EJA Impulsiona Renda e Formalização no Mercado de Trabalho, Aponta Estudo Inédito
© Geovana Albuquerque/Agência Brasília
Um estudo inédito revela o impacto positivo da Educação de Jovens e Adultos (EJA) na vida de estudantes que retornam à escola para concluir os ensinos fundamental e médio. A pesquisa, encomendada pelo Ministério da Educação em parceria com a UNESCO, aponta para um aumento na renda, melhores oportunidades de emprego e maior formalização no mercado de trabalho para quem participa da EJA.
O levantamento será apresentado durante o Seminário Nacional de Educação de Jovens e Adultos, evento que marca o primeiro ano do Pacto pela Superação do Analfabetismo e Qualificação na Educação de Jovens e Adultos (Pacto EJA). O objetivo do estudo é “preencher uma lacuna importante na pesquisa sobre o tema” e fornecer dados para ampliar o investimento e o acesso à EJA.
Apesar dos avanços na educação formal nas últimas décadas, com taxas de atendimento no ensino fundamental chegando a 96,7% em 2010, o estudo destaca que altas taxas de reprovação e evasão escolar persistem. Em 2023, por exemplo, 35% dos jovens brasileiros não haviam concluído o ensino médio até os 20 anos. A EJA oferece uma oportunidade para que esses jovens e adultos retomem os estudos em cursos de duração mais rápida. Para ingressar na EJA, é preciso ter pelo menos 15 anos para o ensino fundamental e 18 anos para o ensino médio.

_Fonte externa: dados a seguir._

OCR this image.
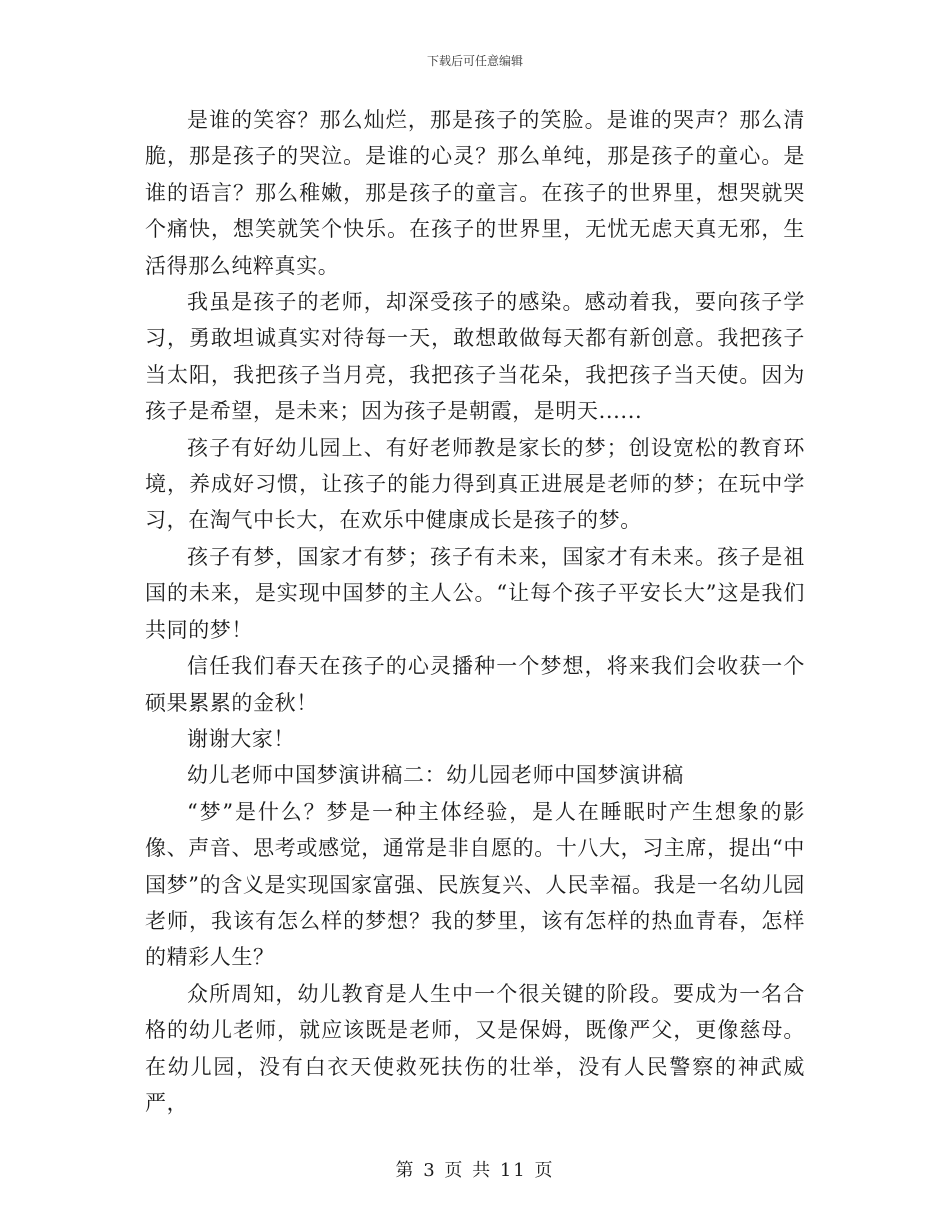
下载后可任意编辑

是谁的笑容？那么灿烂，那是孩子的笑脸。是谁的哭声？那么清脆，那是孩子的哭泣。是谁的心灵？那么单纯，那是孩子的童心。是谁的语言？那么稚嫩，那是孩子的童言。在孩子的世界里，想哭就哭个痛快，想笑就笑个快乐。在孩子的世界里，无忧无虑天真无邪，生活得那么纯粹真实。

我虽是孩子的老师，却深受孩子的感染。感动着我，要向孩子学习，勇敢坦诚真实对待每一天，敢想敢做每天都有新创意。我把孩子当太阳，我把孩子当月亮，我把孩子当花朵，我把孩子当天使。因为孩子是希望，是未来；因为孩子是朝霞，是明天......

孩子有好幼儿园上、有好老师教是家长的梦；创设宽松的教育环境，养成好习惯，让孩子的能力得到真正进展是老师的梦；在玩中学习，在淘气中长大，在欢乐中健康成长是孩子的梦。

孩子有梦，国家才有梦；孩子有未来，国家才有未来。孩子是祖国的未来，是实现中国梦的主人公。“让每个孩子平安长大”这是我们共同的梦！

信任我们春天在孩子的心灵播种一个梦想，将来我们会收获一个硕果累累的金秋！

谢谢大家！

幼儿老师中国梦演讲稿二：幼儿园老师中国梦演讲稿

“梦”是什么？梦是一种主体经验，是人在睡眠时产生想象的影像、声音、思考或感觉，通常是非自愿的。十八大，习主席，提出“中国梦”的含义是实现国家富强、民族复兴、人民幸福。我是一名幼儿园老师，我该有怎么样的梦想？我的梦里，该有怎样的热血青春，怎样的精彩人生？

众所周知，幼儿教育是人生中一个很关键的阶段。要成为一名合格的幼儿老师，就应该既是老师，又是保姆，既像严父，更像慈母。在幼儿园，没有白衣天使救死扶伤的壮举，没有人民警察的神武威严，

第 3 页 共 11 页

Os resultados da pesquisa mostram que a EJA impulsiona a renda dos estudantes em todas as etapas, desde a alfabetização até a conclusão do ensino médio. Para quem conclui a alfabetização, a renda média aumenta 16,3% na faixa etária entre 18 e 60 anos, com um impacto ainda maior (mais de 23%) entre 46 e 60 anos. A alfabetização também eleva em 7,7 pontos percentuais a probabilidade de ter uma ocupação formal e em 2,3 pontos percentuais a chance de conseguir um emprego de qualidade, com salário de pelo menos um salário mínimo e jornada de até 44 horas semanais.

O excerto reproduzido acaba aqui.